Il batterio nell’ospedale di Verona
Dopo quattro neonati morti e altri con gravi infezioni, una relazione ha ricostruito che il problema esisteva da anni, arrivando a coinvolgere «il 75 per cento dei soggetti ricoverati»
Lunedì è stata depositata la relazione stilata dalla Commissione istituita dal presidente del Veneto Luca Zaia per indagare sul caso di infezioni causate dal batterio Citrobacter koseri nei reparti di Terapia intensiva neonatale e pediatrica nell’Ospedale Donna e Bambino di Borgo Trento, a Verona. La relazione, lunga 52 pagine, conclude che si è verificato un «evento epidemico» e che dall’apertura della struttura, il 4 aprile 2017, al 17 luglio 2020 «sono stati identificati 91 soggetti positivi per Citrobacter koseri»; 9 neonati «hanno sviluppato una patologia invasiva causata da Citrobacter koseri» e tra questi 5 hanno riportato gravi lesioni cerebrali e 4 sono morti.
Il Citrobacter koseri fa parte della stessa famiglia della Salmonella e della Escherichia, infetta sia uomini sia animali e si trova nelle acque e nei cibi contaminati. Colpisce soprattutto i neonati, i nati prematuri e gli adulti immunodepressi, e causa sepsi, meningite e danni al sistema nervoso.
La Commissione nota che il primo caso si manifestò nel novembre del 2018 e che per tutto il 2019 non ci furono segnalazioni per identificare il problema nonostante tre nuovi casi, che aumentarono ulteriormente nel 2020 probabilmente a causa dell’aumento delle«attività di screening sistematiche» per identificare i pazienti positivi al batterio, «non previste fino al 2019». Infatti, «nei primi 5 mesi del 2020 sono stati interessati il 33,6 per cento dei neonati e, in alcuni momenti, come riportato dai verbali, il coinvolgimento ha riguardato il 75 per cento dei soggetti ricoverati».

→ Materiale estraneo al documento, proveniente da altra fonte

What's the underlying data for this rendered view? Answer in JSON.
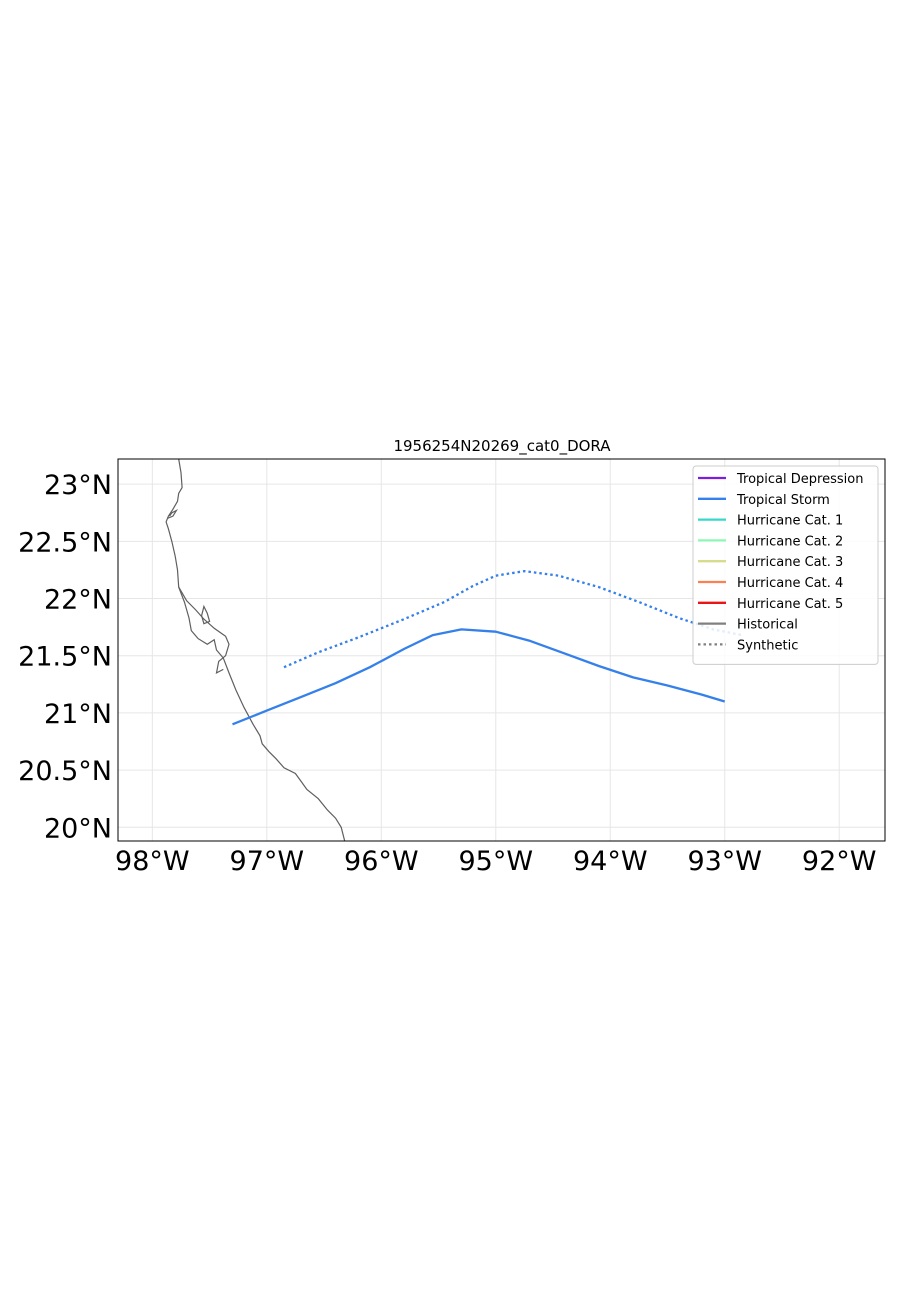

La Commissione non è stata in grado di stabilire le cause della presenza del batterio ma, stando ai dati raccolti e alle analisi fatte, è probabile «che il reparto si sia trovato di fronte ad una contaminazione a partenza ambientale che ha portato ad una diffusione del patogeno, con comparsa di infezioni invasive, con una iniziale sottostima e con il riconoscimento tardivo del problema da parte dei medici della TIN (la terapia intensiva neonatale, ndr) e con conseguente scarso coinvolgimento del Comitato Infezioni Ospedaliere almeno fino al 1° trimestre del 2020».
In particolare, le analisi condotte a giugno 2020 hanno rilevato la presenza del batterio sui rompigetto di alcuni rubinetti nelle terapie intensive neonatale e pediatrica e sulle superfici interne ed esterne dei biberon utilizzati da due neonati risultati positivi. Per lavare i bambini si può usare l’acqua prelevata da rubinetti dotati di filtro antibatterico che però, stando ai verbali, sono stati aggiunti solo a luglio 2020. Non è poi chiaro se gli operatori, i genitori e i visitatori si igienizzassero le mani con una soluzione alcolica, raccomandata nei reparti di Terapia intensiva neonatale e pediatrica e necessaria in seguito al ritrovamento nell’acqua di un altro batterio, la Pseudomonas aeruginosa, nel maggio del 2020.
Il rapporto sottolinea che l’Azienda Ospedaliera Universitaria Integrata Verona (AOUIV), cioè la struttura sanitaria di cui fa parte l’Ospedale Donna e Bambino di Borgo Trento, non ha mai comunicato i casi né alla Regione né ad Azienda Zero, l’ente che amministra la sanità veneta, come avrebbe invece dovuto e che i casi vennero inizialmente denunciati dai giornali, in particolare dall’Arena di Verona.
Le indagini erano iniziate dopo l’esposto alla procura di Genova di Francesca Frezza, una donna che aveva partorito una bambina nell’ospedale di Verona nell’aprile del 2019 e che l’aveva poi fatta trasferire all’ospedale Gaslini di Genova a causa della malattia. La bambina morì a novembre e dall’autopsia venne fuori che la causa era un’infezione provocata dal Citrobacter koseri. Frezza denunciò allora il caso alla procura di Verona e la Regione Veneto nominò due commissioni: una esterna, coordinata dal professor Vincenzo Baldo, ordinario di Igiene e Sanità pubblica all’Università di Padova, e un’altra composta da membri dell’amministrazione regionale. Intanto il 12 giugno Francesco Cobello, direttore generale dell’Azienda Ospedaliera Universitaria Integrata, aveva disposto la chiusura e la sanificazione del reparto di Ostetricia, che comprende il Punto nascite, la Terapia intensiva neonatale e la Terapia intensiva pediatrica. Il reparto ha riaperto ieri, martedì 1 settembre.